Tal como noutro lado escrevemos, este Teatro Gymnasio era o resultado de uma parceria, a Sociedade da Igualdade Teatral, que reuniu o fiscal do Real Teatro de São Carlos, de seu nome Manuel Machado, um construtor civil, Manuel da Silva Reis, que terá conduzido as obras, e curiosamente, dois tipógrafos, João José de Mora, e Francisco Alves Taborda.
Ora este, outro não é do que o grande ator Taborda (1824-1911), que viria a fazer uma longa e brilhante carreira, grande parte dela no Ginásio. Marcou a época. E basta lembrar que, por esse país fora, ainda subsistem alguns dos diversos Teatro(s) Taborda que se construíram a partir de finais do século XIX, como já aqui temos referido e analisado.
Mas voltemos aos Teatros Ginásio de Lisboa. Em 1852, inaugura-se, no mesmo local, um terceiro Teatro do Gymnasio, de maiores dimensões e já valorizado pela própria evolução urbana: o Chiado ganhava relevo, e este terceiro Teatro Ginásio absorveu edifícios contíguos. E valorizou a exploração no ponto de vista teatral e cultural.
Não estaria isolado muitos anos nessa função: o Teatro da Trindade é de 1867, e nele e à saída dele se desenvolve a cena crucial de “Os Maias”, o que é significativo. Recorde-se aliás que a primeira edição é de 1888 e, no capítulo XVI são referidos “os bancos de palhinha”, “os pilares ligeiros que sustêm a galeria, refletidos pelo espelhos” ou “o gaz (que) sufocava, vibrando cruamente naquela sala clara, de um tom demasiado de canário, raiada de reflexos de espelhos”…

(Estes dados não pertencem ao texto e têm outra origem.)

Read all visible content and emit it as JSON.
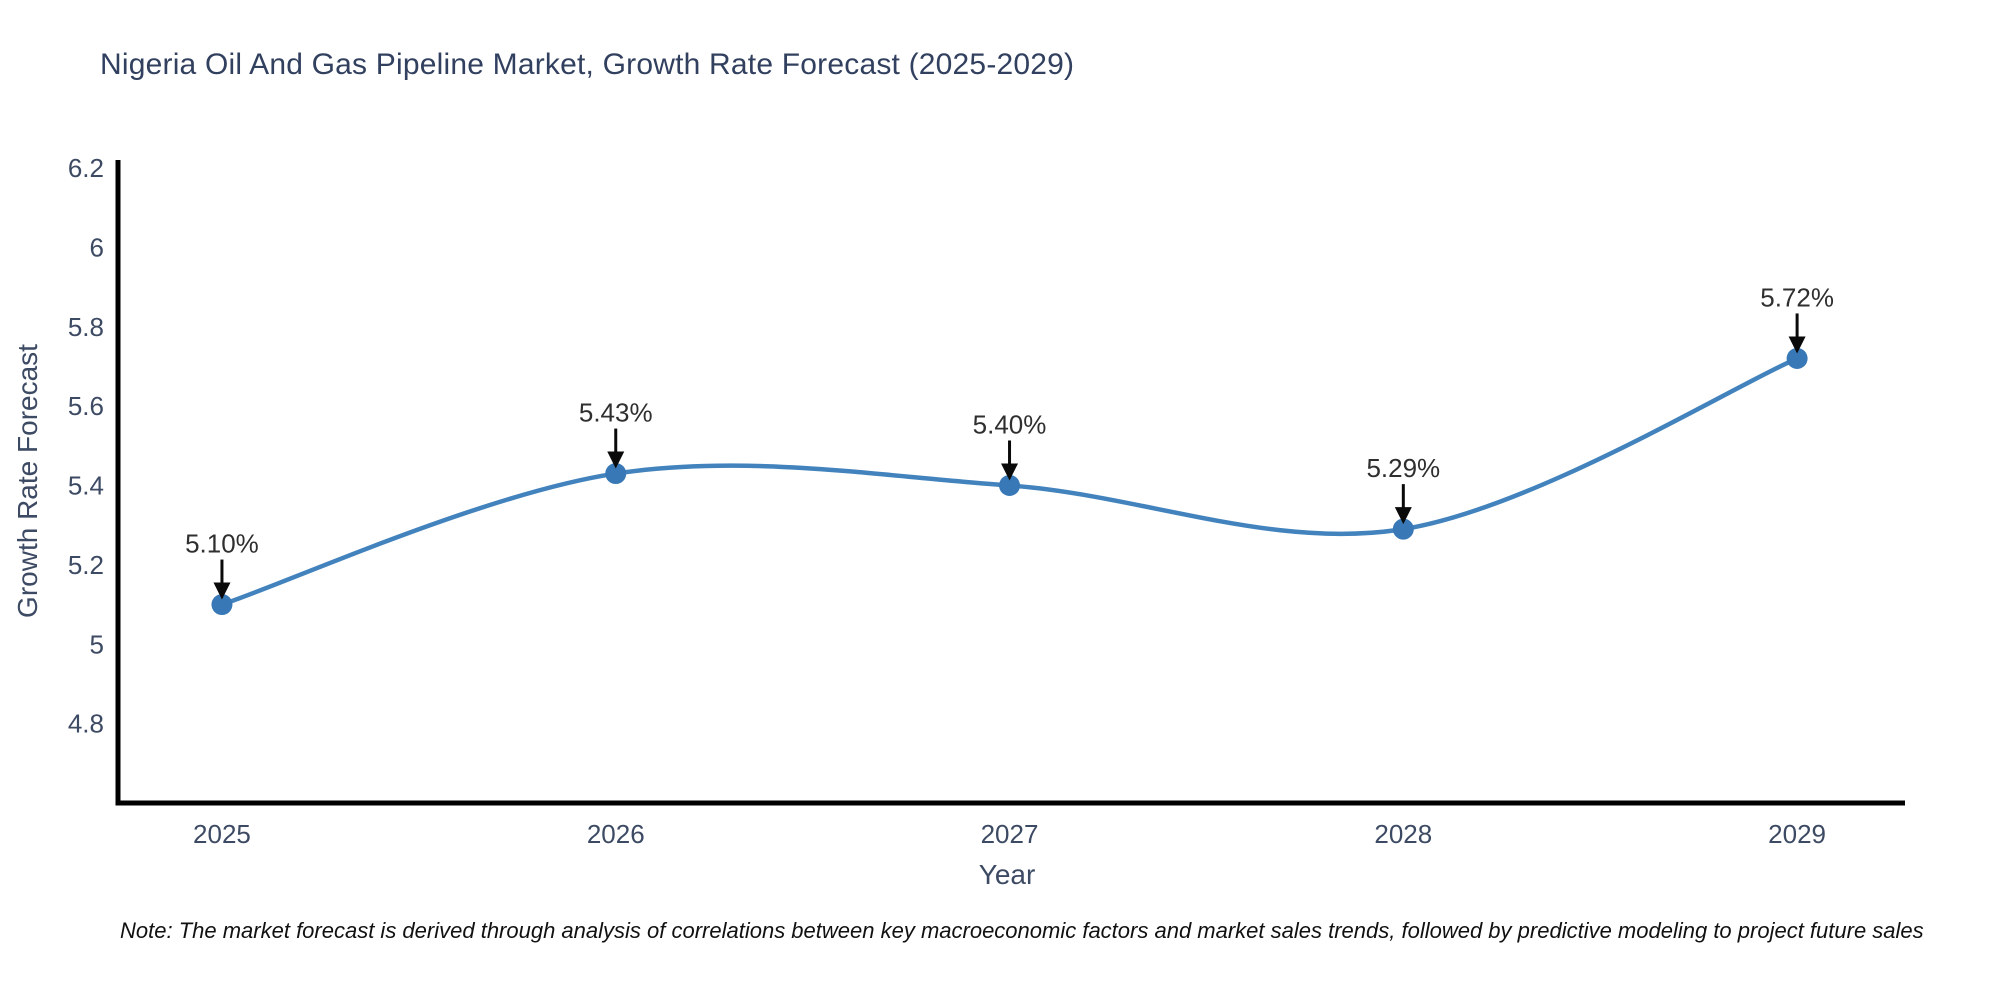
{
  "note": {
    "text": "Note: The market forecast is derived through analysis of correlations between key macroeconomic factors and market sales trends, followed by predictive modeling to project future sales"
  },
  "chart_data": {
    "type": "line",
    "line_shape": "spline",
    "title": "Nigeria Oil And Gas Pipeline Market, Growth Rate Forecast (2025-2029)",
    "xlabel": "Year",
    "ylabel": "Growth Rate Forecast",
    "x": [
      2025,
      2026,
      2027,
      2028,
      2029
    ],
    "values": [
      5.1,
      5.43,
      5.4,
      5.29,
      5.72
    ],
    "point_labels": [
      "5.10%",
      "5.43%",
      "5.40%",
      "5.29%",
      "5.72%"
    ],
    "xtick_labels": [
      "2025",
      "2026",
      "2027",
      "2028",
      "2029"
    ],
    "ytick_values": [
      4.8,
      5.0,
      5.2,
      5.4,
      5.6,
      5.8,
      6.0,
      6.2
    ],
    "ytick_labels": [
      "4.8",
      "5",
      "5.2",
      "5.4",
      "5.6",
      "5.8",
      "6",
      "6.2"
    ],
    "xlim": [
      2024.736,
      2029.274
    ],
    "ylim": [
      4.6,
      6.22
    ],
    "grid": false,
    "legend": "none",
    "colors": {
      "line": "#4383bd",
      "marker": "#3878b6",
      "axis": "#000000",
      "tick_text": "#3d4a63",
      "title_text": "#32405f",
      "annotation_text": "#2f2f2f",
      "arrow": "#0a0a0a"
    }
  }
}
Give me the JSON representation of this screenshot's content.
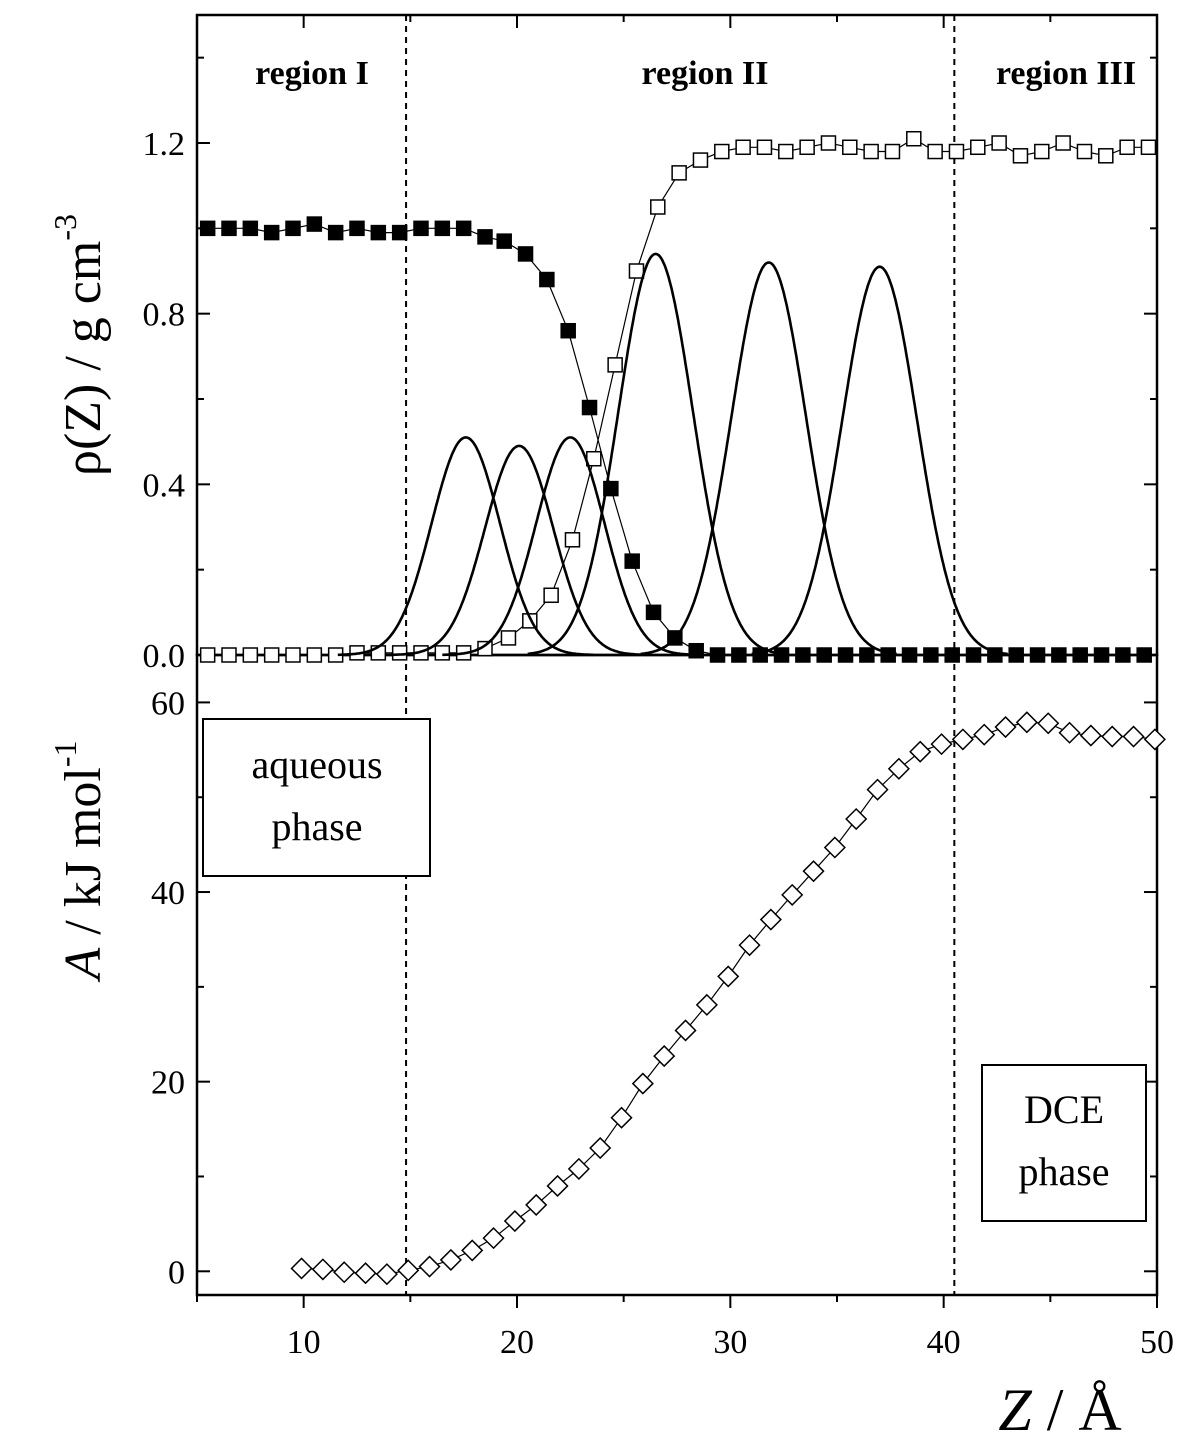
{
  "chart_data": [
    {
      "type": "line",
      "panel": "top",
      "ylabel_rho": "ρ",
      "ylabel_paren": "(Z) / g cm",
      "ylabel_exp": "-3",
      "ylim": [
        0.0,
        1.5
      ],
      "yticks": [
        "0.0",
        "0.4",
        "0.8",
        "1.2"
      ],
      "xlim": [
        5,
        50
      ],
      "region_labels": [
        "region I",
        "region II",
        "region III"
      ],
      "dividers_x": [
        14.8,
        40.5
      ],
      "series": [
        {
          "marker": "filled-square",
          "x": [
            5.5,
            6.5,
            7.5,
            8.5,
            9.5,
            10.5,
            11.5,
            12.5,
            13.5,
            14.5,
            15.5,
            16.5,
            17.5,
            18.5,
            19.4,
            20.4,
            21.4,
            22.4,
            23.4,
            24.4,
            25.4,
            26.4,
            27.4,
            28.4,
            29.4,
            30.4,
            31.4,
            32.4,
            33.4,
            34.4,
            35.4,
            36.4,
            37.4,
            38.4,
            39.4,
            40.4,
            41.4,
            42.4,
            43.4,
            44.4,
            45.4,
            46.4,
            47.4,
            48.4,
            49.4
          ],
          "y": [
            1.0,
            1.0,
            1.0,
            0.99,
            1.0,
            1.01,
            0.99,
            1.0,
            0.99,
            0.99,
            1.0,
            1.0,
            1.0,
            0.98,
            0.97,
            0.94,
            0.88,
            0.76,
            0.58,
            0.39,
            0.22,
            0.1,
            0.04,
            0.01,
            0.0,
            0.0,
            0.0,
            0.0,
            0.0,
            0.0,
            0.0,
            0.0,
            0.0,
            0.0,
            0.0,
            0.0,
            0.0,
            0.0,
            0.0,
            0.0,
            0.0,
            0.0,
            0.0,
            0.0,
            0.0
          ]
        },
        {
          "marker": "open-square",
          "x": [
            5.5,
            6.5,
            7.5,
            8.5,
            9.5,
            10.5,
            11.5,
            12.5,
            13.5,
            14.5,
            15.5,
            16.5,
            17.5,
            18.5,
            19.6,
            20.6,
            21.6,
            22.6,
            23.6,
            24.6,
            25.6,
            26.6,
            27.6,
            28.6,
            29.6,
            30.6,
            31.6,
            32.6,
            33.6,
            34.6,
            35.6,
            36.6,
            37.6,
            38.6,
            39.6,
            40.6,
            41.6,
            42.6,
            43.6,
            44.6,
            45.6,
            46.6,
            47.6,
            48.6,
            49.6
          ],
          "y": [
            0.0,
            0.0,
            0.0,
            0.0,
            0.0,
            0.0,
            0.0,
            0.005,
            0.005,
            0.005,
            0.005,
            0.005,
            0.005,
            0.015,
            0.04,
            0.08,
            0.14,
            0.27,
            0.46,
            0.68,
            0.9,
            1.05,
            1.13,
            1.16,
            1.18,
            1.19,
            1.19,
            1.18,
            1.19,
            1.2,
            1.19,
            1.18,
            1.18,
            1.21,
            1.18,
            1.18,
            1.19,
            1.2,
            1.17,
            1.18,
            1.2,
            1.18,
            1.17,
            1.19,
            1.19
          ]
        },
        {
          "marker": "none",
          "shape": "gaussian",
          "center": 17.6,
          "amplitude": 0.51,
          "sigma": 1.6
        },
        {
          "marker": "none",
          "shape": "gaussian",
          "center": 20.1,
          "amplitude": 0.49,
          "sigma": 1.6
        },
        {
          "marker": "none",
          "shape": "gaussian",
          "center": 22.5,
          "amplitude": 0.51,
          "sigma": 1.6
        },
        {
          "marker": "none",
          "shape": "gaussian",
          "center": 26.5,
          "amplitude": 0.94,
          "sigma": 1.75
        },
        {
          "marker": "none",
          "shape": "gaussian",
          "center": 31.8,
          "amplitude": 0.92,
          "sigma": 1.75
        },
        {
          "marker": "none",
          "shape": "gaussian",
          "center": 37.0,
          "amplitude": 0.91,
          "sigma": 1.75
        }
      ]
    },
    {
      "type": "line",
      "panel": "bottom",
      "ylabel_a": "A",
      "ylabel_rest": " / kJ mol",
      "ylabel_exp": "-1",
      "ylim": [
        -2.5,
        65
      ],
      "yticks": [
        "0",
        "20",
        "40",
        "60"
      ],
      "xlim": [
        5,
        50
      ],
      "xlabel_z": "Z",
      "xlabel_rest": " / Å",
      "xticks": [
        "10",
        "20",
        "30",
        "40",
        "50"
      ],
      "box_aqueous": [
        "aqueous",
        "phase"
      ],
      "box_dce": [
        "DCE",
        "phase"
      ],
      "series": [
        {
          "marker": "open-diamond",
          "x": [
            9.9,
            10.9,
            11.9,
            12.9,
            13.9,
            14.9,
            15.9,
            16.9,
            17.9,
            18.9,
            19.9,
            20.9,
            21.9,
            22.9,
            23.9,
            24.9,
            25.9,
            26.9,
            27.9,
            28.9,
            29.9,
            30.9,
            31.9,
            32.9,
            33.9,
            34.9,
            35.9,
            36.9,
            37.9,
            38.9,
            39.9,
            40.9,
            41.9,
            42.9,
            43.9,
            44.9,
            45.9,
            46.9,
            47.9,
            48.9,
            49.9
          ],
          "y": [
            0.3,
            0.2,
            -0.1,
            -0.2,
            -0.3,
            0.1,
            0.5,
            1.2,
            2.2,
            3.5,
            5.3,
            7.0,
            9.0,
            10.8,
            13.0,
            16.2,
            19.8,
            22.7,
            25.4,
            28.1,
            31.1,
            34.4,
            37.1,
            39.7,
            42.2,
            44.7,
            47.7,
            50.8,
            53.0,
            54.8,
            55.6,
            56.1,
            56.6,
            57.4,
            57.9,
            57.8,
            56.8,
            56.5,
            56.4,
            56.4,
            56.1
          ]
        }
      ]
    }
  ]
}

Em qualquer caso, é no Ginásio que se estreiam peças de autores que marcaram não só a vida cultural como a vida política da época. Lembremos que António Ennes, Ministro e mais tarde Comissário Régio de Moçambique durante as campanhas de Mouzinho, estreou no Ginásio os seus dramas ultrarromânticos, de grande sucesso na época e, não obstante a evolução, ainda hoje interessantes no ponto de vista dos conflitos e personagens.

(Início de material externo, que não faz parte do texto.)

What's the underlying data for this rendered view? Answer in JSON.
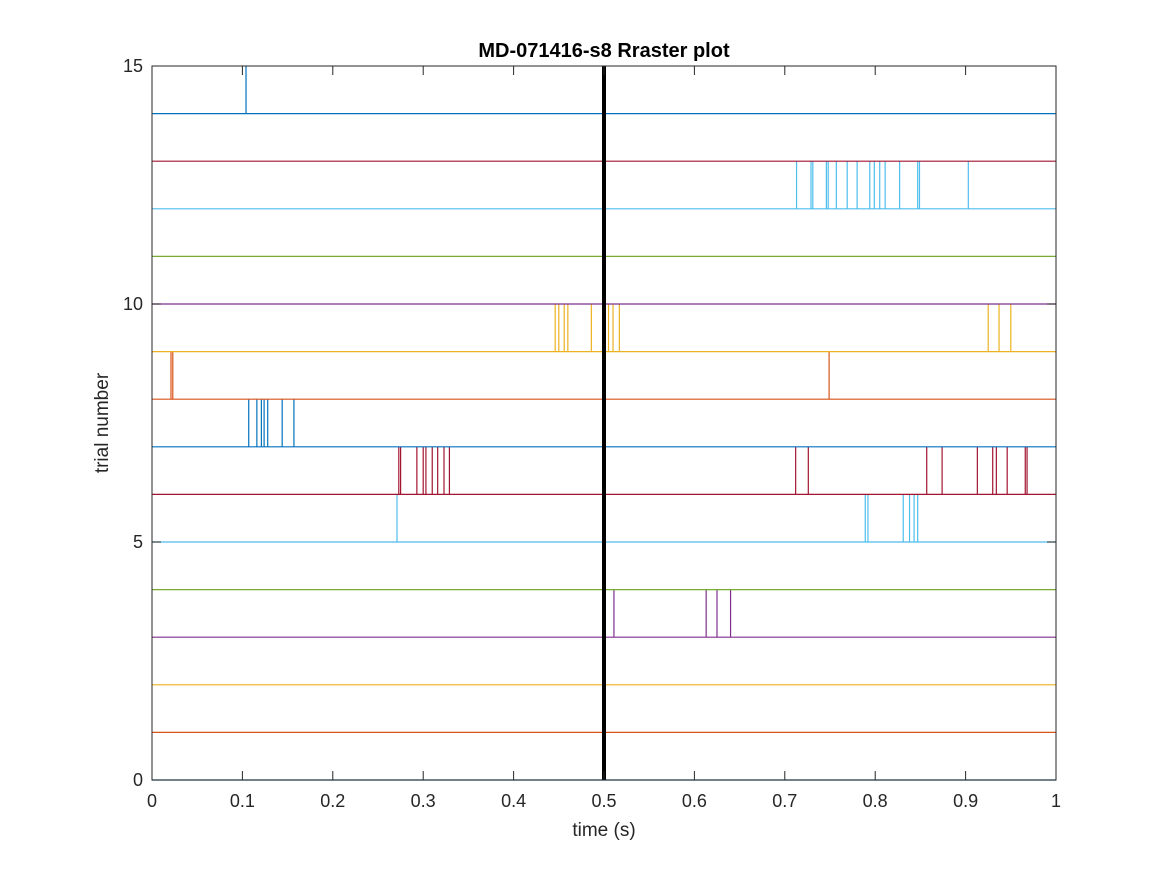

Este terceiro Teatro Ginásio ardeu em 1921. Mas em 1927 inaugura-se o quarto Teatro Ginásio, exatamente no mesmo local, então mais do que antes valorizado no ponto de vista urbano. Trata-se agora de um projeto de João Antunes, marcado por certo “revivalismo árabe” na arquitetura de interiores, ainda dominada pela velha estrutura de balcão e camarotes. Em qualquer caso, foi um teatro de repercussão cultural e artística. Nele passaram grandes nomes, como Amélia Rey Colaço, Palmira Bastos, Ilda Stichini, Henrique de Albuquerque…(cfr. Duarte Ivo Cruz “Teatros de Portugal” ed. INAPA pág. 33).

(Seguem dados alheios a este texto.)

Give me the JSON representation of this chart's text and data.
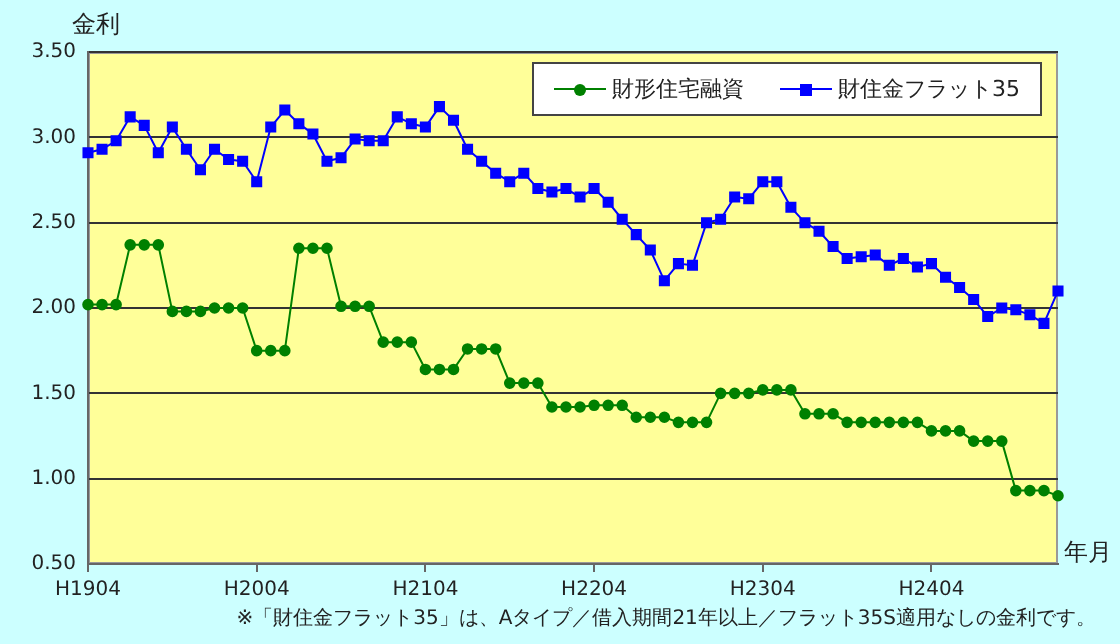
{
  "chart_data": {
    "type": "line",
    "ylabel": "金利",
    "xlabel": "年月",
    "categories": [
      "H1904",
      null,
      null,
      null,
      null,
      null,
      null,
      null,
      null,
      null,
      null,
      null,
      "H2004",
      null,
      null,
      null,
      null,
      null,
      null,
      null,
      null,
      null,
      null,
      null,
      "H2104",
      null,
      null,
      null,
      null,
      null,
      null,
      null,
      null,
      null,
      null,
      null,
      "H2204",
      null,
      null,
      null,
      null,
      null,
      null,
      null,
      null,
      null,
      null,
      null,
      "H2304",
      null,
      null,
      null,
      null,
      null,
      null,
      null,
      null,
      null,
      null,
      null,
      "H2404",
      null,
      null,
      null,
      null,
      null,
      null,
      null,
      null,
      null
    ],
    "series": [
      {
        "name": "財形住宅融資",
        "color": "#008000",
        "marker": "circle",
        "values": [
          2.02,
          2.02,
          2.02,
          2.37,
          2.37,
          2.37,
          1.98,
          1.98,
          1.98,
          2.0,
          2.0,
          2.0,
          1.75,
          1.75,
          1.75,
          2.35,
          2.35,
          2.35,
          2.01,
          2.01,
          2.01,
          1.8,
          1.8,
          1.8,
          1.64,
          1.64,
          1.64,
          1.76,
          1.76,
          1.76,
          1.56,
          1.56,
          1.56,
          1.42,
          1.42,
          1.42,
          1.43,
          1.43,
          1.43,
          1.36,
          1.36,
          1.36,
          1.33,
          1.33,
          1.33,
          1.5,
          1.5,
          1.5,
          1.52,
          1.52,
          1.52,
          1.38,
          1.38,
          1.38,
          1.33,
          1.33,
          1.33,
          1.33,
          1.33,
          1.33,
          1.28,
          1.28,
          1.28,
          1.22,
          1.22,
          1.22,
          0.93,
          0.93,
          0.93,
          0.9
        ]
      },
      {
        "name": "財住金フラット35",
        "color": "#0000ff",
        "marker": "square",
        "values": [
          2.91,
          2.93,
          2.98,
          3.12,
          3.07,
          2.91,
          3.06,
          2.93,
          2.81,
          2.93,
          2.87,
          2.86,
          2.74,
          3.06,
          3.16,
          3.08,
          3.02,
          2.86,
          2.88,
          2.99,
          2.98,
          2.98,
          3.12,
          3.08,
          3.06,
          3.18,
          3.1,
          2.93,
          2.86,
          2.79,
          2.74,
          2.79,
          2.7,
          2.68,
          2.7,
          2.65,
          2.7,
          2.62,
          2.52,
          2.43,
          2.34,
          2.16,
          2.26,
          2.25,
          2.5,
          2.52,
          2.65,
          2.64,
          2.74,
          2.74,
          2.59,
          2.5,
          2.45,
          2.36,
          2.29,
          2.3,
          2.31,
          2.25,
          2.29,
          2.24,
          2.26,
          2.18,
          2.12,
          2.05,
          1.95,
          2.0,
          1.99,
          1.96,
          1.91,
          2.1
        ]
      }
    ],
    "ylim": [
      0.5,
      3.5
    ],
    "yticks": [
      {
        "value": 0.5,
        "label": "0.50"
      },
      {
        "value": 1.0,
        "label": "1.00"
      },
      {
        "value": 1.5,
        "label": "1.50"
      },
      {
        "value": 2.0,
        "label": "2.00"
      },
      {
        "value": 2.5,
        "label": "2.50"
      },
      {
        "value": 3.0,
        "label": "3.00"
      },
      {
        "value": 3.5,
        "label": "3.50"
      }
    ],
    "grid": "y",
    "legend": "top right",
    "line_style": "solid",
    "annotations": [
      "※「財住金フラット35」は、Aタイプ／借入期間21年以上／フラット35S適用なしの金利です。"
    ]
  }
}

E nele tiveram inicio as atividades da “Casa da Comédia” ligada desde a origem ao Centro Nacional de Cultura. Efetivamente, foi no Ginásio que em 1946 se estreou ”A Caixa de Pandora”, peça de Fernando Amado, que inaugurou os trabalhos da “Casa da Comédia”, numa ação teatral-cultural diretamente relacionada com as origens do CNC. E bastaria ver os nomes que integraram esse espetáculo: além do próprio Fernando Amado, registe-se a intervenção de Afonso Botelho, Gastão da Cunha Ferreira, Ruy Cynatti, António Dacosta, nomes que mantiveram atividade no Centro por largas dezenas de anos. Em 1962, “A Casa da Comédia” mudou-se para uma sala própria, por iniciativa de Fernando Amado e de João Osório de Castro.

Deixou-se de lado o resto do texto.